Artist Statement

We’re interested in stories.
How a melody can come home soundly to a place it didn’t grow up.
How a major chord can trouble your sleep with minor insinuations.
How we look to the horizon, no matter how wide the plain between us.

MAX HATT / EDDA GLASS is an experiment. We want to know: is complex, sophisticated music still culturally relevant? Can it resonate without translation and abstraction? Can it cut to the bone? A song like “Giant Steps” has long allowed the improvisor to tell ecstatic jazz stories— for instance the Story of the Shifted Major Thirds and the Augmented Triad. We dearly love that story. It’s the never-ending story, containing stories curled up inside other stories, like fractals and string theory. But is it even bigger? Is it, in fact, giant enough to collude with a little sung fiction and tell what it feels like to smile and wave / for the folks / though our mouths / and hands are broke? 

Jazz is regularly pronounced dead. There’s usually some snarky talk about ivory tower musicians that play too abstractly, or dumbed-down and pandered-to audiences. Yet jazz nurtures rich, narrative melodies, experimental chordal movement, deep musical dialog between players, and of course improv, the ecstatic art of instantaneous composition. So don’t get us wrong; we’re not out to save jazz. We want it to save us.

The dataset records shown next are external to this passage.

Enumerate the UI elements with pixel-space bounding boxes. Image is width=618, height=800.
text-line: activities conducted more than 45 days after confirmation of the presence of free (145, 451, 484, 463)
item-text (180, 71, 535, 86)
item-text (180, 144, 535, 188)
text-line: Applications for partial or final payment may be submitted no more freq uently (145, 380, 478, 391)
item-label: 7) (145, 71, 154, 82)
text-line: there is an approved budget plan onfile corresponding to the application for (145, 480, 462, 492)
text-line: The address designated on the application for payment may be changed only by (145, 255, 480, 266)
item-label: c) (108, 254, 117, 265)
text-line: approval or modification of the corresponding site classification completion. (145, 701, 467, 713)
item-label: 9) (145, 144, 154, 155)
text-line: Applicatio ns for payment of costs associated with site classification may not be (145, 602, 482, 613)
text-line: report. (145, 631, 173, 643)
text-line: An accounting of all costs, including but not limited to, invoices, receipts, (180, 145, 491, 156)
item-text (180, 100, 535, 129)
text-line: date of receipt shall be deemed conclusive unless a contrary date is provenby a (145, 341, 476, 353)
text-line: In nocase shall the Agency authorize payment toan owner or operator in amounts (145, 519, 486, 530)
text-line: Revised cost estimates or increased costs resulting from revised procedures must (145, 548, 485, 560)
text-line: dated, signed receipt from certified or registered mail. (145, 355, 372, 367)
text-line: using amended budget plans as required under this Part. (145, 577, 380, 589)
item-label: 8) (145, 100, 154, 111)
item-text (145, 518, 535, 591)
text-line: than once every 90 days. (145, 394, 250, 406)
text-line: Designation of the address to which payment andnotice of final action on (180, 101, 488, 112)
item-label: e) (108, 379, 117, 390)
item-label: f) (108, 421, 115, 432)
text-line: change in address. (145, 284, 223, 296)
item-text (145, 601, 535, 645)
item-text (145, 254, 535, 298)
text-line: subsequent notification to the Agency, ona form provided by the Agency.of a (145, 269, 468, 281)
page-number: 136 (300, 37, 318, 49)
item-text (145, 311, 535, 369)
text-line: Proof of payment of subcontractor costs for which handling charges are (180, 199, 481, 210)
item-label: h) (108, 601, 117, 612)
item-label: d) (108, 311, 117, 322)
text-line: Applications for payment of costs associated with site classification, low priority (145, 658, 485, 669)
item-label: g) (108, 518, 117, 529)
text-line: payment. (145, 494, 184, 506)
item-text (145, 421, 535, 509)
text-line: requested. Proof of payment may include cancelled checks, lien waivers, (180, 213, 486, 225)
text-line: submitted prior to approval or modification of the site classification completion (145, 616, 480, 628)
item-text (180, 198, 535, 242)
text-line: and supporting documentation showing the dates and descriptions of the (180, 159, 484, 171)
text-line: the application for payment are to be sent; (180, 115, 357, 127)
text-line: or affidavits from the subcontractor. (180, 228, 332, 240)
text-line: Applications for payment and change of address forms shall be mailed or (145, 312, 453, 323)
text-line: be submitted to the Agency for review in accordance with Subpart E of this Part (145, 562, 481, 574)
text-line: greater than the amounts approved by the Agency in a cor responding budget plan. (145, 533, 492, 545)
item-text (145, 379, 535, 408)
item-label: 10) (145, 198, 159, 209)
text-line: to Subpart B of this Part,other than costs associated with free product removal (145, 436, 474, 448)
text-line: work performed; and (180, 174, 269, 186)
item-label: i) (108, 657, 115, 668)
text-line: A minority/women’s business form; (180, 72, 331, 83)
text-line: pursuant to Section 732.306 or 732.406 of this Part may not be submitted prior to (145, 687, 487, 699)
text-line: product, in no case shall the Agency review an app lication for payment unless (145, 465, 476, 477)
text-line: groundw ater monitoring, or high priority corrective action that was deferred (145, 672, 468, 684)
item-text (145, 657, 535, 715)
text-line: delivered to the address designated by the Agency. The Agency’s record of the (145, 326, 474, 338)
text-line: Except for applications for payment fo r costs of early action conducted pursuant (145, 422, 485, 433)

We see limitless potential in old songs like “All the Things You Are” and “Girl from Ipanema” —  and we play them along with our original music. But there’s room, out here, out west, for so many stories. We’re not from Brazil or New York; Max Hatt / Edda Glass was born in Montana, and spends a lot of time in Santa Fe. We love Neil Young, Ella Fitzgerald, Jefferson Airplane, Coltrane, Baden Powell, João Gilberto, Rossa Passos, Santana, Pat Metheny, Charlie Parker, Keith Jarrett, Tom Waits, Leonard Cohen, Cassandra Wilson, Talking Heads, Wes Montgomery. We’re drinking in Anais Mitchell, Gretchen Parlato, Esperanza Spalding, Rebecca Martin, Lionel Loueke, Julian Lage. And T.S. Eliot and Jim Jarmusch and J.D. Salinger and Nietzsche and Waiting for the Barbarians and Little Big Man and Casablanca and American Hustle. And now…green chile. And that’s the experiment— can jazz be All The Things We Are?